As a young boy I would spend time each summer at the home of my grandparents in rural Alabama. My parents would typically leave me on a Sunday. My mom would return for me at the end of the week. Even though I loved my grandparents and knew that I was in for a fun time with them, it always felt lonely when my parents drove away. Today I felt that same Sunday lonely on the Appalachian Trail.
One thing I learned today is that if you want to dawdle while hiking the AT, don’t plan a 22.3 mile day. Still trying to hike happy and enjoy all the sites along the way, I found myself trailing my buddies early in the day. For the first four miles the terrain was about as gentle as any the trail has had to offer. The day began with Fatty and Mike joining Pilgrim, Banzai, and me. At the trail to the Inn at Long Trail where the AT and the Long Trail split, Fatty left us to pick up a package. A little later Mike also turned to head back to the car. He plans to do a little out and back day hiking while serving as our support person.
Early in the day we walked through Gifford Woods State Park. Many weekenders were busy at their campsites. From there we soon passed Kent Pond. I couldn’t resist walking out on the dock for some reflection. Peering into the water, I hoped to see a fish. None were there. Canoes and kayaks lay on boggy grass near the bank. One lone canoe appeared at the far end of the pond. Since I took a long break I had to hustle to catch my friends within the next couple of miles. It was there that the first surprise of the day occurred, and it wasn’t a pleasant one.
I had thought that the AT in Vermont only had three significant mountains, Stratton, Bromley, and Killington. Somebody forgot to include Quimby. Everyone in our group agreed it was the toughest of them all. We ascended almost 1300 feet over just one mile. That’s a climb folks. After the struggle up Qwimby we walked at a steady pace to the Stony Brook Shelter where we stopped for lunch. While there Fatty joined us. It was the last time we would see her all day.
For the remainder of the day I just hiked, seldom even looking to see how many miles were left. Feeling often like the day would never end, I hiked alone for at least three hours. That’s when the loneliness set in. At one point I hummed “I’m So Lonesome I Could Cry.” Still I hiked. Even though there were no significant views, the climbs in the afternoon were minimal. I would go so far to call the final nine miles kind of boring. At the turn for the Lookout Banzai and Pilgrim had taken a break to let me catch up.

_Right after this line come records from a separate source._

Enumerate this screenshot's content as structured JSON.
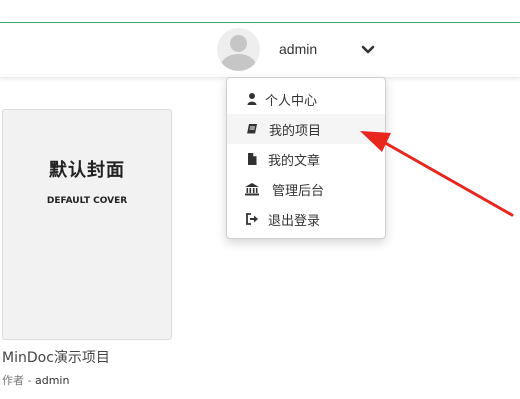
{
  "header": {
    "username": "admin",
    "avatar_icon": "user-avatar-icon",
    "caret_icon": "chevron-down-icon",
    "accent_color": "#3fae6a"
  },
  "dropdown": {
    "items": [
      {
        "label": "个人中心",
        "icon": "user-icon",
        "active": false
      },
      {
        "label": "我的项目",
        "icon": "book-icon",
        "active": true
      },
      {
        "label": "我的文章",
        "icon": "file-icon",
        "active": false
      },
      {
        "label": "管理后台",
        "icon": "bank-icon",
        "active": false
      },
      {
        "label": "退出登录",
        "icon": "sign-out-icon",
        "active": false
      }
    ]
  },
  "project": {
    "cover_title": "默认封面",
    "cover_subtitle": "DEFAULT COVER",
    "name": "MinDoc演示项目",
    "author_label": "作者",
    "author_sep": " - ",
    "author_name": "admin"
  },
  "annotation": {
    "color": "#e8261d"
  }
}
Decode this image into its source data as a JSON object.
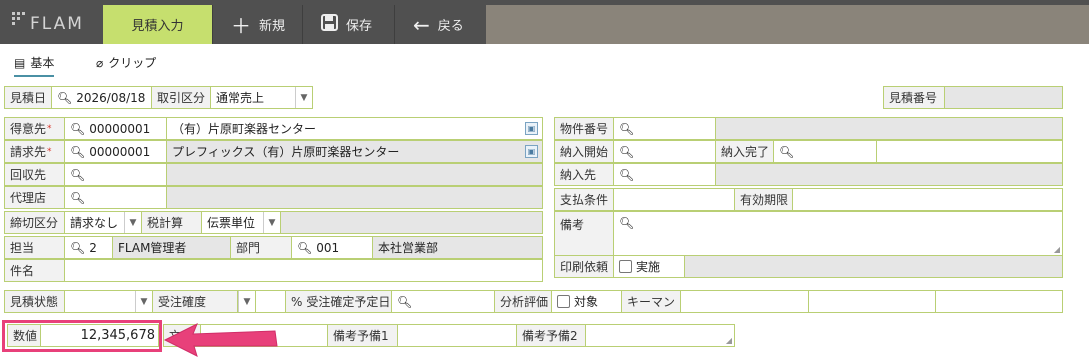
{
  "app": {
    "logo": "FLAM",
    "active_tab": "見積入力",
    "buttons": {
      "new": "新規",
      "save": "保存",
      "back": "戻る"
    }
  },
  "subtabs": {
    "basic": "基本",
    "clip": "クリップ"
  },
  "header": {
    "date_label": "見積日",
    "date_value": "2026/08/18",
    "type_label": "取引区分",
    "type_value": "通常売上",
    "number_label": "見積番号",
    "number_value": ""
  },
  "left": {
    "customer_label": "得意先",
    "customer_code": "00000001",
    "customer_name": "（有）片原町楽器センター",
    "billing_label": "請求先",
    "billing_code": "00000001",
    "billing_name": "プレフィックス（有）片原町楽器センター",
    "collect_label": "回収先",
    "agent_label": "代理店",
    "closing_label": "締切区分",
    "closing_value": "請求なし",
    "tax_label": "税計算",
    "tax_value": "伝票単位",
    "staff_label": "担当",
    "staff_code": "2",
    "staff_name": "FLAM管理者",
    "dept_label": "部門",
    "dept_code": "001",
    "dept_name": "本社営業部",
    "subject_label": "件名"
  },
  "right": {
    "property_label": "物件番号",
    "delivery_start_label": "納入開始",
    "delivery_end_label": "納入完了",
    "delivery_to_label": "納入先",
    "payment_label": "支払条件",
    "validity_label": "有効期限",
    "notes_label": "備考",
    "print_label": "印刷依頼",
    "print_check_label": "実施"
  },
  "status_row": {
    "estimate_status_label": "見積状態",
    "order_confidence_label": "受注確度",
    "percent": "%",
    "order_date_label": "受注確定予定日",
    "analysis_label": "分析評価",
    "analysis_check_label": "対象",
    "keyman_label": "キーマン"
  },
  "bottom_row": {
    "numeric_label": "数値",
    "numeric_value": "12,345,678",
    "partial_label": "文",
    "note1_label": "備考予備1",
    "note2_label": "備考予備2"
  },
  "colors": {
    "accent": "#c6df6e",
    "border": "#b9cf74",
    "highlight": "#e8407a"
  }
}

So for the final three hours Pilgrim and I hiked together as darkness approached. I commented that it was the right time of day to see a bear. We didn’t. We hiked without talking for awhile; we hiked and talked for awhile. Despite a hiking companion, that Sunday lonely feeling continued. I thought about having 465 miles remaining after today and felt lonely. I thought about having already hiked over 1700 miles and felt lonely. It was almost 8:00 when I finished what I can only describe as a day in which I couldn’t get past a feeling of loneliness on the journey to Maine along the Appalachian Trail.